As a matter of course, the extra scrutiny paid to low-time pilots will disproportionately affect regionals. FAA Notice N 8900.78 defines a low-time crewmember as one who has accumulated fewer than 1,500 total flight hours in jet-powered aircraft or fewer than 1,500 hours in Parts 121, 135 or military operations; fewer than 300 total flight hours in type with his or her current employer; or fewer than 13 months in his or her current position (not type specific).
If necessary, the FAA will require remedial training and more oversight to ensure that the certificate holder effectively addresses performance deficiencies.

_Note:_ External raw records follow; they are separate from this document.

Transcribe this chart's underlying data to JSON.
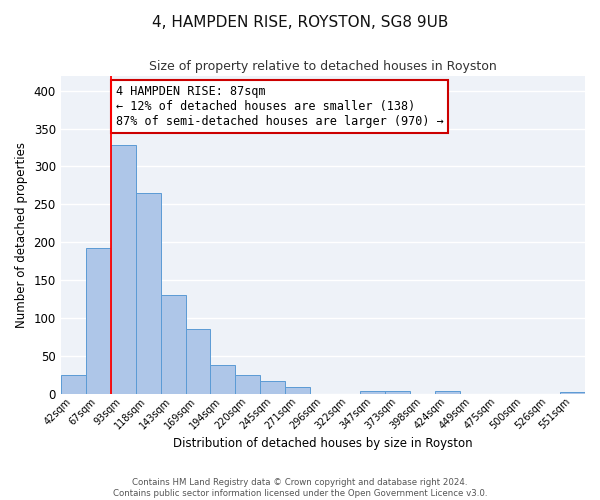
{
  "title_line1": "4, HAMPDEN RISE, ROYSTON, SG8 9UB",
  "title_line2": "Size of property relative to detached houses in Royston",
  "xlabel": "Distribution of detached houses by size in Royston",
  "ylabel": "Number of detached properties",
  "bar_labels": [
    "42sqm",
    "67sqm",
    "93sqm",
    "118sqm",
    "143sqm",
    "169sqm",
    "194sqm",
    "220sqm",
    "245sqm",
    "271sqm",
    "296sqm",
    "322sqm",
    "347sqm",
    "373sqm",
    "398sqm",
    "424sqm",
    "449sqm",
    "475sqm",
    "500sqm",
    "526sqm",
    "551sqm"
  ],
  "bar_values": [
    25,
    193,
    328,
    265,
    130,
    86,
    38,
    25,
    17,
    9,
    0,
    0,
    4,
    3,
    0,
    3,
    0,
    0,
    0,
    0,
    2
  ],
  "bar_color": "#aec6e8",
  "bar_edge_color": "#5b9bd5",
  "red_line_index": 2,
  "ylim": [
    0,
    420
  ],
  "yticks": [
    0,
    50,
    100,
    150,
    200,
    250,
    300,
    350,
    400
  ],
  "annotation_title": "4 HAMPDEN RISE: 87sqm",
  "annotation_line1": "← 12% of detached houses are smaller (138)",
  "annotation_line2": "87% of semi-detached houses are larger (970) →",
  "annotation_box_color": "#ffffff",
  "annotation_box_edge_color": "#cc0000",
  "footer_line1": "Contains HM Land Registry data © Crown copyright and database right 2024.",
  "footer_line2": "Contains public sector information licensed under the Open Government Licence v3.0.",
  "background_color": "#eef2f8",
  "grid_color": "#ffffff",
  "figure_bg": "#ffffff"
}
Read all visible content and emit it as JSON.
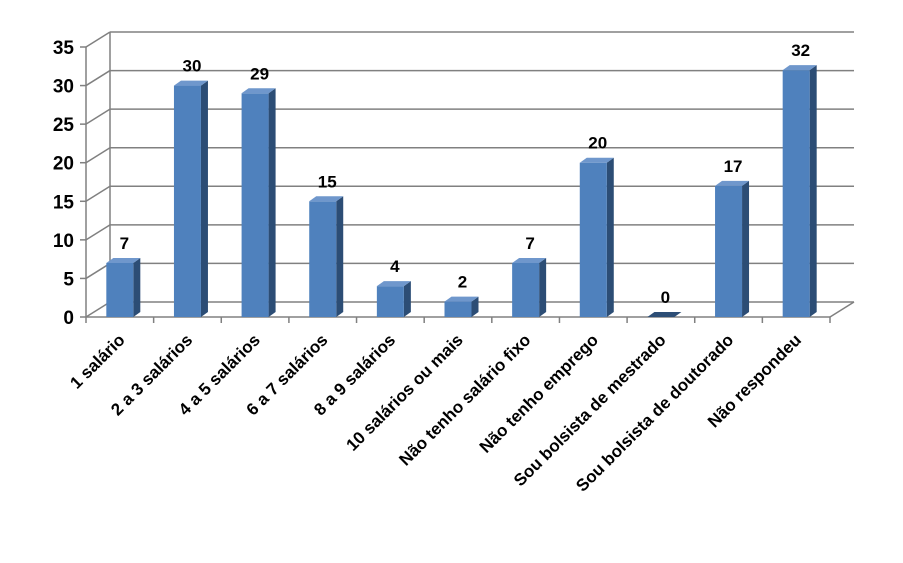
{
  "chart_data": {
    "type": "bar",
    "title": "",
    "xlabel": "",
    "ylabel": "",
    "categories": [
      "1 salário",
      "2 a 3 salários",
      "4 a 5 salários",
      "6 a 7 salários",
      "8 a 9 salários",
      "10 salários ou mais",
      "Não tenho salário fixo",
      "Não tenho emprego",
      "Sou bolsista de mestrado",
      "Sou bolsista de doutorado",
      "Não respondeu"
    ],
    "values": [
      7,
      30,
      29,
      15,
      4,
      2,
      7,
      20,
      0,
      17,
      32
    ],
    "ylim": [
      0,
      35
    ],
    "yticks": [
      0,
      5,
      10,
      15,
      20,
      25,
      30,
      35
    ],
    "grid": true,
    "legend": "none",
    "style": "3d-column",
    "colors": {
      "front": "#4F81BD",
      "side": "#2C4D75",
      "top": "#6F97CC",
      "grid": "#808080"
    }
  }
}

At the same time, the FAA hopes to make records of such deficiencies–such as failed check rides–more readily accessible to prospective employers by working with Congress to amend the Pilot Records Improvement Act of 1996 (PRIA). While it carries out those efforts, it plans to revise Advisory Circular 120-68D to urge carriers to ask for voluntary disclosure.
The calls for more thorough checks intensified after Colgan Air vice president for administration Mary Finnigan testified during NTSB hearings in May that the captain of the ill-fated Bombardier Q400 that crashed on approach to Buffalo did not mention two of his FAA certificate “disapprovals” on his employment application. Finnegan testified that “he would have been immediately dismissed” if the company had known he withheld the information.
“That would have been falsifying documentation and it’s not tolerated,” she added.
The May NTSB hearings revealed that the captain had accumulated four FAA certificate “disapprovals,” three before his hiring at Colgan in 2005, including disapprovals for his pilot instrument, commercial pilot initial and his commercial multi-engine rating. He also failed his first evaluation at Colgan for his ATP certificate.
Finnegan noted that PRIA prohibits an airline from tracking records dating back more than five years without a waiver from the applicant. “Are we looking for ways to find out if a pilot falsifies something on his application? Absolutely,” said Finnigan. “However, we would welcome the help of the Board to do that.”
The RAA has recommended that Congress change the law to extend allowable background checks from five to 10 years.
“But even in advance of Congress acting, the FAA needs to step up and make these records more accessible,” stressed Cohen.
“This is something that the RAA brought to the attention of Congress, that, even though the FAA collects all the information, the information collected is not in a single place,” he said. “To get it requires time; from what we understand it takes 10 to 12 weeks to get it via fax or U.S. mail. Clearly the current method for maintaining and obtaining background on a pilot’s experience and training records is inadequate and needs to be addressed.”